En total, 11,5 millones de inmigrantes o hijos de inmigrantes residen actualmente en el país y cada año se producen unas 180.000 llegadas, según cifras del Alto Consejo de la Integración, que Sarkozy desea reducir a la mitad (Le Pen propone dejarlas en 10.000). «Tenemos demasiados extranjeros en nuestro territorio», ha dicho el dirigente, que tiene entre sus promesas electorales la de revisar los acuerdos de Schengen sobre la libre circulación de personas entre los países de la Unión Europea.

«El discurso de la inmigración está muy presente en la extrema derecha y en la derecha y no tanto en la izquierda, que se muestra más timorata sobre este asunto porque su electorado está muy dividido», dice a este diario Virginie Guiraudon, experta del Centro de Estudios Europeos de París. Efectivamente, Hollande se mueve en este terreno con pies de plomo y estima que la inmigración económica debe adaptarse al contexto económico.
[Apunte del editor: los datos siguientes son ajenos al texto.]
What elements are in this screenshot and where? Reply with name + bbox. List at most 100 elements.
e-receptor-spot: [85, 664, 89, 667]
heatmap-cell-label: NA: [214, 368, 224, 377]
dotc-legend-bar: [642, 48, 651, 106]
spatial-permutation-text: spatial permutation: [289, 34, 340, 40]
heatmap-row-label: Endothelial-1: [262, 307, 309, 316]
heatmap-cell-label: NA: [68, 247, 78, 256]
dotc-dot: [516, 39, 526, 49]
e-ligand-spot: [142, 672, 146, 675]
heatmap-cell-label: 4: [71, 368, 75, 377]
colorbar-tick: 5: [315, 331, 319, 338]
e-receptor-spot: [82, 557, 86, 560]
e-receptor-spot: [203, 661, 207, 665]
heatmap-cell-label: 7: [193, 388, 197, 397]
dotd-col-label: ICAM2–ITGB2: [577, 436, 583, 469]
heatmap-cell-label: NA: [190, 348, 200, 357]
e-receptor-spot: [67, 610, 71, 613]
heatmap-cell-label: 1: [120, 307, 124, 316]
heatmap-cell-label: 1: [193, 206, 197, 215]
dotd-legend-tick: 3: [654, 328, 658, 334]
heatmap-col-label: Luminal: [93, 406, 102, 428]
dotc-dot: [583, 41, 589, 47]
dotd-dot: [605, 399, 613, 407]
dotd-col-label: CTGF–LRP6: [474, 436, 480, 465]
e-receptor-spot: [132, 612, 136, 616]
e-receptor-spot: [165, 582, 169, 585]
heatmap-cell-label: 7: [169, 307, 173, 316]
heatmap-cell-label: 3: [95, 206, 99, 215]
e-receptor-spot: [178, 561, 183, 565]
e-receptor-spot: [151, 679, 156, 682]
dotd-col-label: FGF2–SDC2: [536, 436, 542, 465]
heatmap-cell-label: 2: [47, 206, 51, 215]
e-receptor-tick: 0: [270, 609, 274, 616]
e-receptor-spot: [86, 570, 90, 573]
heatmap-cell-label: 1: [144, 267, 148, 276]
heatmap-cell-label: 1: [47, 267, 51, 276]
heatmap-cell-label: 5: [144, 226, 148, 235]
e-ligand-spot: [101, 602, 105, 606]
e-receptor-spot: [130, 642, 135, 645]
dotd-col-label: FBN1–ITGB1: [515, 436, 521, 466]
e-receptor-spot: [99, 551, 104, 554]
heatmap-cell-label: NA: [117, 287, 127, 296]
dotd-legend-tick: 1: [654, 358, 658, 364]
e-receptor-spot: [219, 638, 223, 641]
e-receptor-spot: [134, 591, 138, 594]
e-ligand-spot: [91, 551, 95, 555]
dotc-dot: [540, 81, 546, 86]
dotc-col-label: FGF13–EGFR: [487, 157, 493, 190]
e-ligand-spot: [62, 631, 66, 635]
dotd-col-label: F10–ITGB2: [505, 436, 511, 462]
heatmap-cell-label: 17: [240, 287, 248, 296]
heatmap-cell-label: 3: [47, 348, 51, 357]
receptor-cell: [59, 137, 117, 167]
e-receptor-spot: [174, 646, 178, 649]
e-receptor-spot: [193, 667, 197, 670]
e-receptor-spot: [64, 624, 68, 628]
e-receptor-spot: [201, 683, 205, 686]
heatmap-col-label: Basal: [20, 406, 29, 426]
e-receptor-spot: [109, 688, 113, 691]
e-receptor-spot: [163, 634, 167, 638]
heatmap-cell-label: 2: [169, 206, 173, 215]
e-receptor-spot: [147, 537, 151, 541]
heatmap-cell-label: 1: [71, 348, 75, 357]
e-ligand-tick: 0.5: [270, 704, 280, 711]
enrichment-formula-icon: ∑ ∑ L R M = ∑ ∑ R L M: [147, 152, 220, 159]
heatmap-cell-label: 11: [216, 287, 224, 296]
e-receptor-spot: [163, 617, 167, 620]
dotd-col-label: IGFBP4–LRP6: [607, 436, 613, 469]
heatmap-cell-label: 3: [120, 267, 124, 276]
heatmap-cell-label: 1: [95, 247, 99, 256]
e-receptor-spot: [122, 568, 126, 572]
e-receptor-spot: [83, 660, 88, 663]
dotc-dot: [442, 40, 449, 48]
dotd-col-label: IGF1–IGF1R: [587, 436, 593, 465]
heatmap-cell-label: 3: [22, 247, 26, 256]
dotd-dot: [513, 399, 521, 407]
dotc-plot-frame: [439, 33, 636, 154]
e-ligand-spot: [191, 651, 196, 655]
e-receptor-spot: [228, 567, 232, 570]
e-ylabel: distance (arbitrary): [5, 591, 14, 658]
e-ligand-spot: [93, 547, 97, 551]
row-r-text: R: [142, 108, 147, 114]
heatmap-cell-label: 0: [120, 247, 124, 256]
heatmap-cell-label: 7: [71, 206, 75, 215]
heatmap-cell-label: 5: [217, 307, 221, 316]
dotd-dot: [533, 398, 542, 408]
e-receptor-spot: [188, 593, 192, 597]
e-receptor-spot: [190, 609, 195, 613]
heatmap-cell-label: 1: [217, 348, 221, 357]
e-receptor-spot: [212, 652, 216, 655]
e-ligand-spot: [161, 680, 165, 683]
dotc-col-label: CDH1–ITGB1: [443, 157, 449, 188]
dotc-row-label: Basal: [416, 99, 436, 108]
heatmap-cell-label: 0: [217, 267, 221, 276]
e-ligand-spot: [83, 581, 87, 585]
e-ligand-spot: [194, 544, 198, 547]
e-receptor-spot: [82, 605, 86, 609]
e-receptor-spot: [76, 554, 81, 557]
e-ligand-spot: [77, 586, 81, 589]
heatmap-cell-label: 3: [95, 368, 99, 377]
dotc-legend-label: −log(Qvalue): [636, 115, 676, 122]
Descarta de forma tajante, eso sí, una regularización en masa de sin papeles como la que llevó a cabo en España José Luis Rodríguez Zapatero tras ganar las elecciones del 2004 y en una entrevista al diario Libération dijo que el asunto de las regularizaciones se abordará el asunto «caso por caso».

En una Francia con una fuerte presencia de la comunidad musulmana -de entre 5 y 7 millones de personas para las que se están construyendo 150 nuevas mezquitas- y una candidata empeñada en denunciar día sí y día también la islamización del país, la campaña pudo tomar un rumbo muy diferente tras los atentados de marzo en Toulouse y Montauban, perpetrados por el francés de origen argelino Mohamed Merah. Aquellos terribles asesinatos de tres soldados y cuatro judíos causaron gran conmoción por su extrema brutalidad y amagaron con convertirse en un mini 11-M a la francesa que pudiera desviar la atención de la crisis económica. «Pero los atentados apenas han tenido impacto en la campaña», afirma Guiraudon. Su influencia se notó durante una semana, que hizo escalar a Sarkozy moderadamente en los sondeos tras recuperar en beneficio propio el discurso de la seguridad, aliñado con unas operaciones antiterroristas mediáticas.

El protagonismo de la crisis

Pero el tiempo, por poco que parezca, es una eternidad en política y ha devuelto a la crisis económica a su lugar protagonista en la campaña. El miedo de los franceses no es como dice Le Pen a los «Mohamed Merah que llegan cada día a Francia en barcos y aviones». Es miedo a no poder pagar la hipoteca, es miedo a que la cifra de cuatro millones de parados siga creciendo, es miedo a la pérdida de competitividad y a las consecuencias de las políticas de austeridad y rigor que se imponen.

Es. en resumen, el miedo a un futuro incierto en una Europa que zozobra y en un mundo globalizado al que los franceses culpan de buena parte de los males que les aquejan. Francia se cierra en sí misma y en sus temores y no solo hacia los inmigrantes, que también lo tendrán mucho más difícil para hacerse un hueco en el país de las libertades.